Like with most haiku aficionados, my all-time favourite haiku is the marvellous creation of Japanese haiku master Basho (1644-1694) about a frog leaping into an old pond, resulting in a splash!

The splash may be interpreted to mean worldly desires that momentarily disturb the state of spiritual equanimity or, conversely, the very onset of spiritual realisation. I lean towards the latter. My list of favourite haiku is long but in keeping with the spirit of minimalism exemplified by the haiku, I will mention only three more: Basho’s haiku about the clouds affording respite to moon gazers; Sokan’s evocative haiku about how a fluttering moon would look like a Japanese fan were a handle to be attached to it, and the haiku in which Basho cautions his followers against imitating him by comparing them to one half of a muskmelon facing the other.

The haiku masters wrote more than 300 years ago, while I have been intractably drawn to this alluring art form for barely a few years.

Here are a few haiku extracted from my book, 101 Haiku by Dinesh Raheja (Om Books International), which I have handpicked for the readers.

 goldfish in a bowl

opens a Facebook account

–she loves the spotlight

clouds empty themselves

into seas pregnant with hope

one empties one fills

owl, eerie but true:

my conscience stares at me

through your yellow eyes

a tree drops a leaf

silently in the forest

–trees don’t grieve lost leaves

they sit in black robes

in a plateau of silence

meditating rocks

pigeon struts atop

Empire State Building, New York

…without a ticket

facing each other

–the islands kept apart by

a sea of ego

There is a slow but steadily growing club of haiku fans. When Vidya Balan was introduced to Haiku by me, she was drawn to their alluring simplicity. She said, “The crisp three-line poems are easily comprehensible yet profound.” Lyricist Varun Grover, who has penned the beautiful song, “Yeh moh moh ke dhaage” as well as the afterword to my book said, “In his haiku reside many worlds of empathy, sensitivity, and gentle humour.”

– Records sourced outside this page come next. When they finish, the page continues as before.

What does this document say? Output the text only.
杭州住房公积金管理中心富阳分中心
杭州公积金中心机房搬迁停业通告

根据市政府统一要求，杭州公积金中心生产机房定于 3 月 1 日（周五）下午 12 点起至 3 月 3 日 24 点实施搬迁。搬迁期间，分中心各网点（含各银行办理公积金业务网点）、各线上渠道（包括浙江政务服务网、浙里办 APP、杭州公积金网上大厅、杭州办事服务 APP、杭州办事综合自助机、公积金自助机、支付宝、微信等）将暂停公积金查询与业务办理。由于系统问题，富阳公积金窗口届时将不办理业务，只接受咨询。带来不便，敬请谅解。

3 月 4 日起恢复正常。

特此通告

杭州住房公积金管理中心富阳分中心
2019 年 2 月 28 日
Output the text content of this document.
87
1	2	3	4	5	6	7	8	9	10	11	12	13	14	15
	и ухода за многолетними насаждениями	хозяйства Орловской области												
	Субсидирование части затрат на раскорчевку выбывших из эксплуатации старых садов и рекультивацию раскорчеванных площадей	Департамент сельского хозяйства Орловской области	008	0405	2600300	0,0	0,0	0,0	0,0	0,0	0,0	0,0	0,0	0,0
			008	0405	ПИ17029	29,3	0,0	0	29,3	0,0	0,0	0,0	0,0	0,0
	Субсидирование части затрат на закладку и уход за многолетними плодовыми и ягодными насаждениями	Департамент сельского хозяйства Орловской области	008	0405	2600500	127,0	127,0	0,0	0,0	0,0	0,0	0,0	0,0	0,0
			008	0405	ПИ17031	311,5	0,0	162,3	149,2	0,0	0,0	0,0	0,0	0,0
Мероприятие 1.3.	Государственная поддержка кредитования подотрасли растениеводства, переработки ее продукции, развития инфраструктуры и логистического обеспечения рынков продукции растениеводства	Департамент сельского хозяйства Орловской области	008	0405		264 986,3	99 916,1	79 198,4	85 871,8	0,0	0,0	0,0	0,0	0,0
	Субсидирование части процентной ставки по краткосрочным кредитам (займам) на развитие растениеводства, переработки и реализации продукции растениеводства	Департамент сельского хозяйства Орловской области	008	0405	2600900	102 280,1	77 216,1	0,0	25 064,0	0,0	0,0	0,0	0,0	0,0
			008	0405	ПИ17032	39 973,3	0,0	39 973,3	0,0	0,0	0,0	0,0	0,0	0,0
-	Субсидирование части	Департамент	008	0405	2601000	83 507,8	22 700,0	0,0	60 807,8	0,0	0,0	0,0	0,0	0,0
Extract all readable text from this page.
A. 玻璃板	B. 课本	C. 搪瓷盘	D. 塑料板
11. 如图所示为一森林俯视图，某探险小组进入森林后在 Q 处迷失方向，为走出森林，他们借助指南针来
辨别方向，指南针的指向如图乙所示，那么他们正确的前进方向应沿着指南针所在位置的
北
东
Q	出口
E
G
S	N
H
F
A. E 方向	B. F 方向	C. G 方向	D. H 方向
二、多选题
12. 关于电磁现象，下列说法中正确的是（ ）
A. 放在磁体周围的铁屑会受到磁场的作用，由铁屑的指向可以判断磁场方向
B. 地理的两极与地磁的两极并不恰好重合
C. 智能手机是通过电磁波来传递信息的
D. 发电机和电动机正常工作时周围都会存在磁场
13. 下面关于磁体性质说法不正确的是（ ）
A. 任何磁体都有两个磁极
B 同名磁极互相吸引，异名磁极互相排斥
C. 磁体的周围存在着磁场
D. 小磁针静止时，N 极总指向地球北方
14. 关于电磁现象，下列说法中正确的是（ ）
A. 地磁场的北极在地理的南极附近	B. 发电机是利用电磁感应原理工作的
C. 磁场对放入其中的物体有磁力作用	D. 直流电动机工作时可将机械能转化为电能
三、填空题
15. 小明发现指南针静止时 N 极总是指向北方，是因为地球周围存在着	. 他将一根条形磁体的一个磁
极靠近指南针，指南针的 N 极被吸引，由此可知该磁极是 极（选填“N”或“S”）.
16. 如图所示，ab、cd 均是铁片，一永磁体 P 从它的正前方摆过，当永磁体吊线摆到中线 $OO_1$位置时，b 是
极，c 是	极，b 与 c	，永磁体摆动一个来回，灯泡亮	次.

Meghna Gulzar, the acclaimed director of Raazi and daughter of the renowned poet-lyricist Gulzar said she is drawn to Haiku because she has a soft spot for brevity. When she released my book, she added, “To be able to communicate a thought in as little as possible is something after my heart.”

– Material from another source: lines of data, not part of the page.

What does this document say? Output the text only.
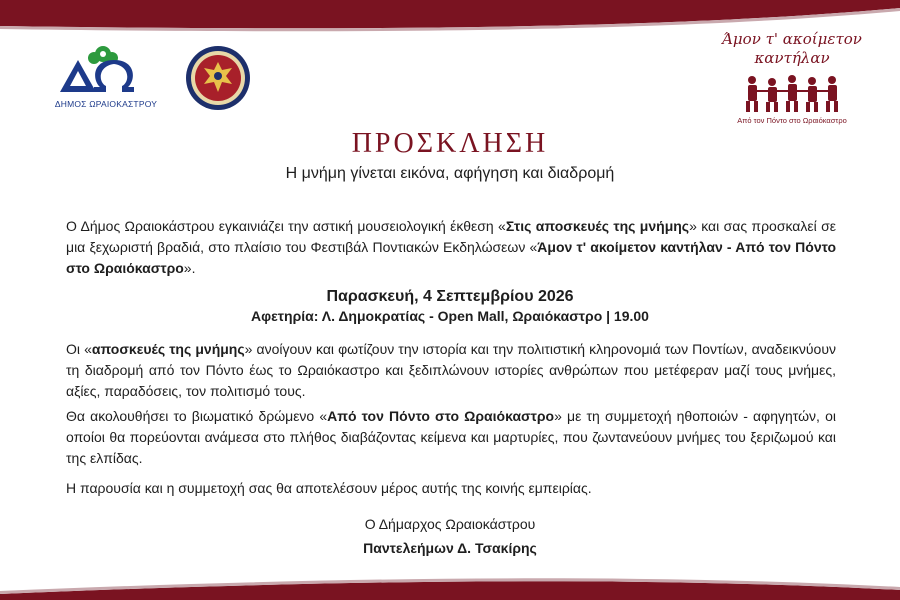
ΔΗΜΟΣ ΩΡΑΙΟΚΑΣΤΡΟΥ
Άμον τ' ακοίμετον
καντήλαν
Από τον Πόντο στο Ωραιόκαστρο
ΠΡΟΣΚΛΗΣΗ
Η μνήμη γίνεται εικόνα, αφήγηση και διαδρομή
Ο Δήμος Ωραιοκάστρου εγκαινιάζει την αστική μουσειολογική έκθεση «Στις αποσκευές της μνήμης» και σας προσκαλεί σε μια ξεχωριστή βραδιά, στο πλαίσιο του Φεστιβάλ Ποντιακών Εκδηλώσεων «Άμον τ' ακοίμετον καντήλαν - Από τον Πόντο στο Ωραιόκαστρο».
Παρασκευή, 4 Σεπτεμβρίου 2026
Αφετηρία: Λ. Δημοκρατίας - Open Mall, Ωραιόκαστρο | 19.00
Οι «αποσκευές της μνήμης» ανοίγουν και φωτίζουν την ιστορία και την πολιτιστική κληρονομιά των Ποντίων, αναδεικνύουν τη διαδρομή από τον Πόντο έως το Ωραιόκαστρο και ξεδιπλώνουν ιστορίες ανθρώπων που μετέφεραν μαζί τους μνήμες, αξίες, παραδόσεις, τον πολιτισμό τους.
Θα ακολουθήσει το βιωματικό δρώμενο «Από τον Πόντο στο Ωραιόκαστρο» με τη συμμετοχή ηθοποιών - αφηγητών, οι οποίοι θα πορεύονται ανάμεσα στο πλήθος διαβάζοντας κείμενα και μαρτυρίες, που ζωντανεύουν μνήμες του ξεριζωμού και της ελπίδας.
Η παρουσία και η συμμετοχή σας θα αποτελέσουν μέρος αυτής της κοινής εμπειρίας.
Ο Δήμαρχος Ωραιοκάστρου
Παντελεήμων Δ. Τσακίρης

Happily, haiku has a following across all walks of life now. A recent convert to haiku, finance professional Aniket Ghatnekar opines, “Haiku is an epiphany in 17 syllables. It has made me observant and consequently appreciative of nature.”

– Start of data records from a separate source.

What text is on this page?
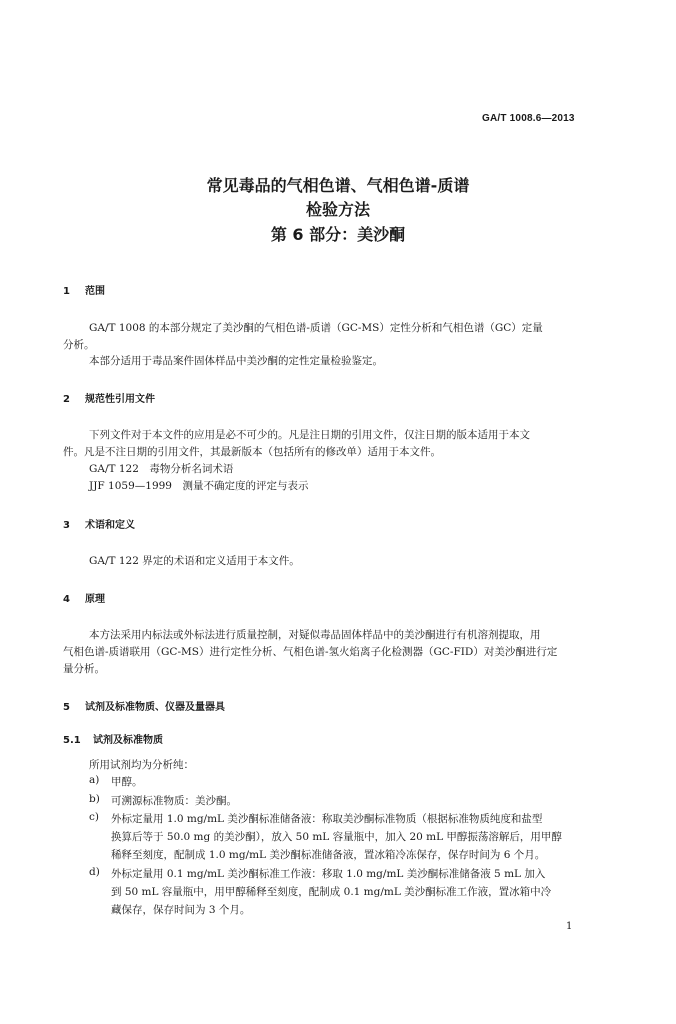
GA/T 1008.6—2013
常见毒品的气相色谱、气相色谱-质谱
检验方法
第 6 部分：美沙酮
1 范围
GA/T 1008 的本部分规定了美沙酮的气相色谱-质谱（GC-MS）定性分析和气相色谱（GC）定量
分析。
本部分适用于毒品案件固体样品中美沙酮的定性定量检验鉴定。
2 规范性引用文件
下列文件对于本文件的应用是必不可少的。凡是注日期的引用文件，仅注日期的版本适用于本文
件。凡是不注日期的引用文件，其最新版本（包括所有的修改单）适用于本文件。
GA/T 122　毒物分析名词术语
JJF 1059—1999　测量不确定度的评定与表示
3 术语和定义
GA/T 122 界定的术语和定义适用于本文件。
4 原理
本方法采用内标法或外标法进行质量控制，对疑似毒品固体样品中的美沙酮进行有机溶剂提取，用
气相色谱-质谱联用（GC-MS）进行定性分析、气相色谱-氢火焰离子化检测器（GC-FID）对美沙酮进行定
量分析。
5 试剂及标准物质、仪器及量器具
5.1 试剂及标准物质
所用试剂均为分析纯：
a) 甲醇。
b) 可溯源标准物质：美沙酮。
c) 外标定量用 1.0 mg/mL 美沙酮标准储备液：称取美沙酮标准物质（根据标准物质纯度和盐型
换算后等于 50.0 mg 的美沙酮），放入 50 mL 容量瓶中，加入 20 mL 甲醇振荡溶解后，用甲醇
稀释至刻度，配制成 1.0 mg/mL 美沙酮标准储备液，置冰箱冷冻保存，保存时间为 6 个月。
d) 外标定量用 0.1 mg/mL 美沙酮标准工作液：移取 1.0 mg/mL 美沙酮标准储备液 5 mL 加入
到 50 mL 容量瓶中，用甲醇稀释至刻度，配制成 0.1 mg/mL 美沙酮标准工作液，置冰箱中冷
藏保存，保存时间为 3 个月。
1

Dhrupad Karwa, the co-founder of HaikuJAM, a group launched in March 2015 to encourage Haiku writers, says, “At HaikuJAM three people write a haiku together; they jam to create a haiku. Haiku captures the essence and is very precious in our exceedingly fast-paced and complex world. We take the principles of haiku and apply them in a digital collaborative context at a huge scale to help people find their voice, be heard and understood, and ultimately feel less alone.”

Haiku, for me, is a three-line seduction into the world of aesthetics and art. I recommend it to all poetry lovers.